Since ACIDity is now an actor-specific concern, this affects availability in an interesting way: Loss of an instance means that the distributed application dataflow graph loses some of its vertices—corresponding to the actors that were running on the lost instance. Thus the mapping of actors to runtime instances makes partitioning (and therefore availability and consistency) granular, actor-specific concerns. Each instance keeps a replica of the state of every remote actor to which a local actor is linked. Loss of a remote actor means that at some point the replica will become stale, offering an opportunity for a semantically useful local reaction.

By making availability a granular, actor-specific concern, the application can pursue the best strategies for resilience at many layers in the event of a failure. Actors offer strong safety and consistency in a local context (analyzing events close to data sources where accuracy and real-time responses are important), while ensuring strong eventual consistency under partitioning. The actor model eliminates transactional overhead and focuses on actor dependencies in the dataflow graph.

Swim runtime instances are all identical. They run on the Graal VM, and applications are typically written in Java. Each Swim runtime connects to all others in the deployment, building a complete mesh of HTTP/2 interconnected instances. Each instance supports capabilities for remote state synchronization, analysis of unbounded data, and offers a runtime for streaming actors, including comprehensive instrumentation for platform operation.

Building the Enterprise Metaverse

Zuck’s avatar has to move in time with real Zuck. Staying in time with the real world is vital.

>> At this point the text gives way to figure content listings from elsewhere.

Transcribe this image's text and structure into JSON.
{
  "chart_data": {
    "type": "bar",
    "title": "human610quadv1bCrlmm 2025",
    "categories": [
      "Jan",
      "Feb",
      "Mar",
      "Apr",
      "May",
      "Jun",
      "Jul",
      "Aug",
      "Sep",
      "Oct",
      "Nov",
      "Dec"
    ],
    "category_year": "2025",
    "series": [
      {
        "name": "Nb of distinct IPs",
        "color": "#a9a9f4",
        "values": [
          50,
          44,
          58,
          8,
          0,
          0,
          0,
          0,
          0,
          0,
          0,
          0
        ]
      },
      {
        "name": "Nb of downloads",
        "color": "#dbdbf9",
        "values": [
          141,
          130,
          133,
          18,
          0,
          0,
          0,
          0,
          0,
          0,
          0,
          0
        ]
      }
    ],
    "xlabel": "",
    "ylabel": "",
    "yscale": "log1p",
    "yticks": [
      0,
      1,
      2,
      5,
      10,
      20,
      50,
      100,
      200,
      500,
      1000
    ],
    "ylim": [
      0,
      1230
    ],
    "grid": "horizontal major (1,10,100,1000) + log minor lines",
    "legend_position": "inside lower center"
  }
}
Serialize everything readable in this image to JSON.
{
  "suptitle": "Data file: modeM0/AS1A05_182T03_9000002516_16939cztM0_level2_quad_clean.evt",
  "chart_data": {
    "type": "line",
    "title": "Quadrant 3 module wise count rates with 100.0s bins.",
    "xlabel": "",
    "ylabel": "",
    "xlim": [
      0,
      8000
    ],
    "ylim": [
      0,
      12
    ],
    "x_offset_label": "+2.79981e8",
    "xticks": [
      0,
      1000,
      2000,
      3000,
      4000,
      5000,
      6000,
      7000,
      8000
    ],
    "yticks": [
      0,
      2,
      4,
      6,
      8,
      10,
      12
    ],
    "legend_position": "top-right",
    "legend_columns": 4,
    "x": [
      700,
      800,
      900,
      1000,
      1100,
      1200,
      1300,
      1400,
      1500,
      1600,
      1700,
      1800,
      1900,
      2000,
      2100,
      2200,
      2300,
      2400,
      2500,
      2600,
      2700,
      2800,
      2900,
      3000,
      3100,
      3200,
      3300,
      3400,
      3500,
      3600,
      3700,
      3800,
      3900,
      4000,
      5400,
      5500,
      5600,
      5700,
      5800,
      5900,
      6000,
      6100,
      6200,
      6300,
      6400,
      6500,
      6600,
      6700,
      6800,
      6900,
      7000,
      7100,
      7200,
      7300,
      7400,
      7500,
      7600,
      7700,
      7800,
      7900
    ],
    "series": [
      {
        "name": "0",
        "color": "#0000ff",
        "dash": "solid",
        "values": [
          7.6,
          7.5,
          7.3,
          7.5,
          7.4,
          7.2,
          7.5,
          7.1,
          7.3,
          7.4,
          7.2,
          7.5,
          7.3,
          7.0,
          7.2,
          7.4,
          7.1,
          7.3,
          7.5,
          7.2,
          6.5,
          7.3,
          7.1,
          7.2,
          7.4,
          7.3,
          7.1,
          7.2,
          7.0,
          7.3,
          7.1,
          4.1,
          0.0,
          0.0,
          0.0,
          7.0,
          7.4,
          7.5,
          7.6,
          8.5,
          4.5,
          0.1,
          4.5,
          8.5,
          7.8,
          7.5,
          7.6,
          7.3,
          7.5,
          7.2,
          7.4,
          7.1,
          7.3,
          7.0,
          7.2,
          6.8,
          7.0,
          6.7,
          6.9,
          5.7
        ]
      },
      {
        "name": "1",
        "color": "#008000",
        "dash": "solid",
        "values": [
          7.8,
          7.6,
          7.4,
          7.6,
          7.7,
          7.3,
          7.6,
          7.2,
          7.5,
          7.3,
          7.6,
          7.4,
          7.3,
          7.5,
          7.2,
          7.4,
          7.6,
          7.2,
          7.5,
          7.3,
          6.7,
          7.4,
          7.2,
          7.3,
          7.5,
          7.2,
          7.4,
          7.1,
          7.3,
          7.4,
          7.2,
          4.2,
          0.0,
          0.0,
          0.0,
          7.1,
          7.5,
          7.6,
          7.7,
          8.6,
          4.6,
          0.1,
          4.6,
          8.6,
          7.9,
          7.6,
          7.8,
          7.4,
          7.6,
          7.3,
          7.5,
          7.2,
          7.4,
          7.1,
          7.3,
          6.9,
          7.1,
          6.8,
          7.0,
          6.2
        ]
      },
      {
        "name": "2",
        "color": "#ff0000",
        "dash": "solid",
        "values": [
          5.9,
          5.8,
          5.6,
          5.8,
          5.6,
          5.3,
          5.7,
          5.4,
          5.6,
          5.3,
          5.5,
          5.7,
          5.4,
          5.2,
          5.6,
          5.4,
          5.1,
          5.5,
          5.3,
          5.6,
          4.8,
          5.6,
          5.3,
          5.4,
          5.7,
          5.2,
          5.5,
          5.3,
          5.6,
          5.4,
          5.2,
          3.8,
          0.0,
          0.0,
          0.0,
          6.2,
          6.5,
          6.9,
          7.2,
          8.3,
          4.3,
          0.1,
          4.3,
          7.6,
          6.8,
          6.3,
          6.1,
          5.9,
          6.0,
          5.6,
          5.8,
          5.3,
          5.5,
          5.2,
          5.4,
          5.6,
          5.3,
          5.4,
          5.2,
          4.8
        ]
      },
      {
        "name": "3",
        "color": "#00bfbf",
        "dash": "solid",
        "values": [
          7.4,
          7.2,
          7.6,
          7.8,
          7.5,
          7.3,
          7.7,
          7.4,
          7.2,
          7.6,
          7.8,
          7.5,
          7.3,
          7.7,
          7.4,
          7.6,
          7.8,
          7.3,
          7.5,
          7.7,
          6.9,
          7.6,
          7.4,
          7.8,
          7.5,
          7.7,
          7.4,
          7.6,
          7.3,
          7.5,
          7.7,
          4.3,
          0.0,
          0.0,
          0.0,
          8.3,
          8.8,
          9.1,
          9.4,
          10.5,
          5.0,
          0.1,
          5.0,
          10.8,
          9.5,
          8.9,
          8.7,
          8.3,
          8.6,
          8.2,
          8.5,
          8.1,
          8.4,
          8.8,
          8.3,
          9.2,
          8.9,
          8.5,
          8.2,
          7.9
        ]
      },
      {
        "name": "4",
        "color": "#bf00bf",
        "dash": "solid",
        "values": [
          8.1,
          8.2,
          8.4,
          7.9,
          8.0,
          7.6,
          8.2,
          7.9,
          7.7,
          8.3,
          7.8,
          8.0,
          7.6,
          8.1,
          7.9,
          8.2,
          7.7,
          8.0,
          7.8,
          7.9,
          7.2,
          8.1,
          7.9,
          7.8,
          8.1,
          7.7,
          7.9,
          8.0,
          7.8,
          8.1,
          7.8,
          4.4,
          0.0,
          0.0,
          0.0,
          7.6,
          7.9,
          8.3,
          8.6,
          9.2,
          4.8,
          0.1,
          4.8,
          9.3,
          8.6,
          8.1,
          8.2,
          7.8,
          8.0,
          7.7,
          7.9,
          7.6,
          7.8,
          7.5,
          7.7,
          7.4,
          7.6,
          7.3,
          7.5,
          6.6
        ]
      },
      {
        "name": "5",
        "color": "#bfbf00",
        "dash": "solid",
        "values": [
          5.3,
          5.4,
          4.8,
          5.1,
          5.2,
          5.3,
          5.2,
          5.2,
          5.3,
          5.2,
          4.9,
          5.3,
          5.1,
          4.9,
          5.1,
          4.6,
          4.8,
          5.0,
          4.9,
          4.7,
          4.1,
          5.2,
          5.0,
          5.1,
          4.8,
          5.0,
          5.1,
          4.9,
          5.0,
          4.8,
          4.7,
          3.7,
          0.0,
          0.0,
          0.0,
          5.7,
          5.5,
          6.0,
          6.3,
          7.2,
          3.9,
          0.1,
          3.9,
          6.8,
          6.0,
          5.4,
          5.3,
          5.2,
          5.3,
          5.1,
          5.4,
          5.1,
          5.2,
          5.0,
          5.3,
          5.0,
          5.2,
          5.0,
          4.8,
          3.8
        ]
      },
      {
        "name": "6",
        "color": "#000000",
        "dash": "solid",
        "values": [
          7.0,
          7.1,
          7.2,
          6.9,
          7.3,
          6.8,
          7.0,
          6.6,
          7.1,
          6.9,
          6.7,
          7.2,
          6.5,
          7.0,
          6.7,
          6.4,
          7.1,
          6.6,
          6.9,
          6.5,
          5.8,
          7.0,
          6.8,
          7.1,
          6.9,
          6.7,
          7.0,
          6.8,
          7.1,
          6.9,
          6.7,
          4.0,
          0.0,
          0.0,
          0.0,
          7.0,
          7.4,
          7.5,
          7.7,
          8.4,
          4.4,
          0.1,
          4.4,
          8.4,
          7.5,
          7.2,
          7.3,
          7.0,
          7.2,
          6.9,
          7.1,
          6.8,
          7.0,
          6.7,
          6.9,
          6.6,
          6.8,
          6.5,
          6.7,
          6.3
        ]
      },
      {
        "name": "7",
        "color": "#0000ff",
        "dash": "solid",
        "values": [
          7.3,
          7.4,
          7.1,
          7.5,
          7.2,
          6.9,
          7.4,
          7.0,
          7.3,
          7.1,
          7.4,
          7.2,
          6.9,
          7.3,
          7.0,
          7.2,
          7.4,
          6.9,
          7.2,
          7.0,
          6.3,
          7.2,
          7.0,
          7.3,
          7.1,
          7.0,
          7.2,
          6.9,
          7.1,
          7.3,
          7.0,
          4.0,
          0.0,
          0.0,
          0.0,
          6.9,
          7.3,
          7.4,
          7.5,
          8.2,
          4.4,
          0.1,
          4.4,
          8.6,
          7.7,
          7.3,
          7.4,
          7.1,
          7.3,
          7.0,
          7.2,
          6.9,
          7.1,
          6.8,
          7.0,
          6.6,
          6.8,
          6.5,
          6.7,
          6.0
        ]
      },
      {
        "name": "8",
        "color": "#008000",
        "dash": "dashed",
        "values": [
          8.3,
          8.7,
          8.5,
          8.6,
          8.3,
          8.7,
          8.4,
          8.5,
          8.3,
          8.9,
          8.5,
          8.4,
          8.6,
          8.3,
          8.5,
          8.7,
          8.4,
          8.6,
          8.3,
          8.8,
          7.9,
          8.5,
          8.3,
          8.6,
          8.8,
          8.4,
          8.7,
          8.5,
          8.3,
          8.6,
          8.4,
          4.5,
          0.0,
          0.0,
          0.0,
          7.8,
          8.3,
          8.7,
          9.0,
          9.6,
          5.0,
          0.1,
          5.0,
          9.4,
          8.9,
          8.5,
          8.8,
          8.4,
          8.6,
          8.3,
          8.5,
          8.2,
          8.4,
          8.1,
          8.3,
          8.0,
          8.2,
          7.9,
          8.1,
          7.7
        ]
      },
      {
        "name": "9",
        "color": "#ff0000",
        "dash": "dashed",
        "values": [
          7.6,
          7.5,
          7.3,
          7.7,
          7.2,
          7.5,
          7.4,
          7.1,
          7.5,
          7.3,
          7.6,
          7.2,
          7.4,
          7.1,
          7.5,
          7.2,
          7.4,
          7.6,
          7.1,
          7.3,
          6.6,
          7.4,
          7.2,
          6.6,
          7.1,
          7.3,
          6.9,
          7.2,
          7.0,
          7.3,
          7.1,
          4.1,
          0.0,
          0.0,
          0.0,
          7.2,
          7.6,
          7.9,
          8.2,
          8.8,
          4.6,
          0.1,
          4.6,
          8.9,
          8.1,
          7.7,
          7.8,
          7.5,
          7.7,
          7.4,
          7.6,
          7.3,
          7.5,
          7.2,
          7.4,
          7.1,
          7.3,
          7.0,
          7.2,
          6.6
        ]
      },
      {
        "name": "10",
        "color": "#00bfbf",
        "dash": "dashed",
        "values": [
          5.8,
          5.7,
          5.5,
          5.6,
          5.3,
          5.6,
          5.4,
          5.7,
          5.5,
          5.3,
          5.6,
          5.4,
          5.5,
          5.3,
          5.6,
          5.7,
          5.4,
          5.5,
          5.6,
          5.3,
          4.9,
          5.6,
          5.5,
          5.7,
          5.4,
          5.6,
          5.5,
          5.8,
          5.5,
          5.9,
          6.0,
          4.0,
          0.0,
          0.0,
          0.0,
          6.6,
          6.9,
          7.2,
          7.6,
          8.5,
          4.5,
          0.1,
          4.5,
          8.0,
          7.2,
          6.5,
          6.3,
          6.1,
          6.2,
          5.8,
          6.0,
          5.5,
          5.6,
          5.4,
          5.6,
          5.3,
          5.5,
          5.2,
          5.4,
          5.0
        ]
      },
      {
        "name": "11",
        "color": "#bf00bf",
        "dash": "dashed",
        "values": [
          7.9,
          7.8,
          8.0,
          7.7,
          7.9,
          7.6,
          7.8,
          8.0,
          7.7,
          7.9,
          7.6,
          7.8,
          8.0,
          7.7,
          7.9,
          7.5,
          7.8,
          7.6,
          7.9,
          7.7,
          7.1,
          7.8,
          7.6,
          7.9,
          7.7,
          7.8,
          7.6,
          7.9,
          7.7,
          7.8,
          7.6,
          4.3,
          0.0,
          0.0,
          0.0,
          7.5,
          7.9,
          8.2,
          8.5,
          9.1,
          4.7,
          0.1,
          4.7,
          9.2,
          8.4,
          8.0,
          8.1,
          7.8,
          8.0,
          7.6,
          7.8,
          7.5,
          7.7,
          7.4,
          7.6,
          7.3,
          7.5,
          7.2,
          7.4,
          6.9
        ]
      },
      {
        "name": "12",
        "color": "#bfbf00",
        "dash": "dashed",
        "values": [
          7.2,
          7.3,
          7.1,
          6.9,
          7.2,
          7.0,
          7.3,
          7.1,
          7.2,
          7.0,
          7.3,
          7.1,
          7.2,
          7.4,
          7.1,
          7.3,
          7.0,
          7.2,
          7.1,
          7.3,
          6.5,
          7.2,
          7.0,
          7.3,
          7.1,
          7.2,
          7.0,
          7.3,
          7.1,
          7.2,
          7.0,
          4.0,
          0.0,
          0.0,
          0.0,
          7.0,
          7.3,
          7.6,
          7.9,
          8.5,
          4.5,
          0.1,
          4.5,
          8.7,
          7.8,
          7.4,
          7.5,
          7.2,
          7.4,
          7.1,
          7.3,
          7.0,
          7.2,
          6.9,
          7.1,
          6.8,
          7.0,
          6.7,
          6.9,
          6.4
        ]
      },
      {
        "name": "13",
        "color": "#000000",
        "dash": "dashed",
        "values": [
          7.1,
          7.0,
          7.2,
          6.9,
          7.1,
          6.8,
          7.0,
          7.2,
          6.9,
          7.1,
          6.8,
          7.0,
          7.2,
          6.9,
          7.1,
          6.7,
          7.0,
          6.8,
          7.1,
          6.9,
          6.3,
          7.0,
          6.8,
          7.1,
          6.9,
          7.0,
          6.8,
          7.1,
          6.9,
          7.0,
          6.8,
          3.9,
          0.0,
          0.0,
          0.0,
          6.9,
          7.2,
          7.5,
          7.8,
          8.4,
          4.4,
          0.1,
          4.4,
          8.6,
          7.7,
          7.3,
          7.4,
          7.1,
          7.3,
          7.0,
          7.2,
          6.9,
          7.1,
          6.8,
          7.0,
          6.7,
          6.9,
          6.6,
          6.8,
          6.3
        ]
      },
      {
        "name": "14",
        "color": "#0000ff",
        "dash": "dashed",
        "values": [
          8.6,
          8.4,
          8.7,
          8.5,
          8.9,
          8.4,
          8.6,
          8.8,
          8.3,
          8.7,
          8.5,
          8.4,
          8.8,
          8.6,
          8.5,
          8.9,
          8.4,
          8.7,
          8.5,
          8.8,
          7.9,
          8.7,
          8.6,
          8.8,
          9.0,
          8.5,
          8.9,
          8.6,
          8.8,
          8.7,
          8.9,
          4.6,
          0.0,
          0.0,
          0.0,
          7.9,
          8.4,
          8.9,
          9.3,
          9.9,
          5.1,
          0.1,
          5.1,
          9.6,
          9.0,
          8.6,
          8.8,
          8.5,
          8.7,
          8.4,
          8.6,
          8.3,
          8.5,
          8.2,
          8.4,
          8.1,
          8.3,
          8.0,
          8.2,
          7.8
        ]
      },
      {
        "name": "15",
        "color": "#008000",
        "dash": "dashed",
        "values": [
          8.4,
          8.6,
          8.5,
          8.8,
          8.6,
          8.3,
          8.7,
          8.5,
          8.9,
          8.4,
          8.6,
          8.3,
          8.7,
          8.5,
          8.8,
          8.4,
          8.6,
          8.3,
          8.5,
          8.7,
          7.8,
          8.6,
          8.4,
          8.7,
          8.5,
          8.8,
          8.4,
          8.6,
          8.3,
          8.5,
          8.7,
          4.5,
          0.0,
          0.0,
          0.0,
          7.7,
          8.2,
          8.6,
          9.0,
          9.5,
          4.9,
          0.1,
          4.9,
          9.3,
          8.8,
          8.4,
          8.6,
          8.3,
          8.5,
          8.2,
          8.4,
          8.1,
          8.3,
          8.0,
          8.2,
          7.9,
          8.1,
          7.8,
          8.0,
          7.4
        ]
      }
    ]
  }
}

It’s crucial too for a self-driving car that has to avoid traffic snarl-ups, and for a pick-and-place assembly robot that’s drifting from accurate placement of chips on a motherboard. In distributed enterprise systems it is just not feasible to “store then analyze” events and automate the response.

The next frontier in enterprise computing is all about data-driven automation, so applications must analyze, learn, and predict on the fly—directly from streaming data. For accuracy, insights need to be computed from a dynamic model of the entire system. Parametric relationships between event sources call for continuous evaluation using a stateful, actor-based paradigm, to dynamically find relationships and evaluate relationships in time and space. Actor-based applications can assemble themselves from data and dynamically load-balance to optimize performance, simplifying operations. Stateful, distributed, in-memory actor-based applications are fast and efficient. Most importantly, they operate at the speed of memory, a million times faster than database apps, so they stay in-sync with the real world.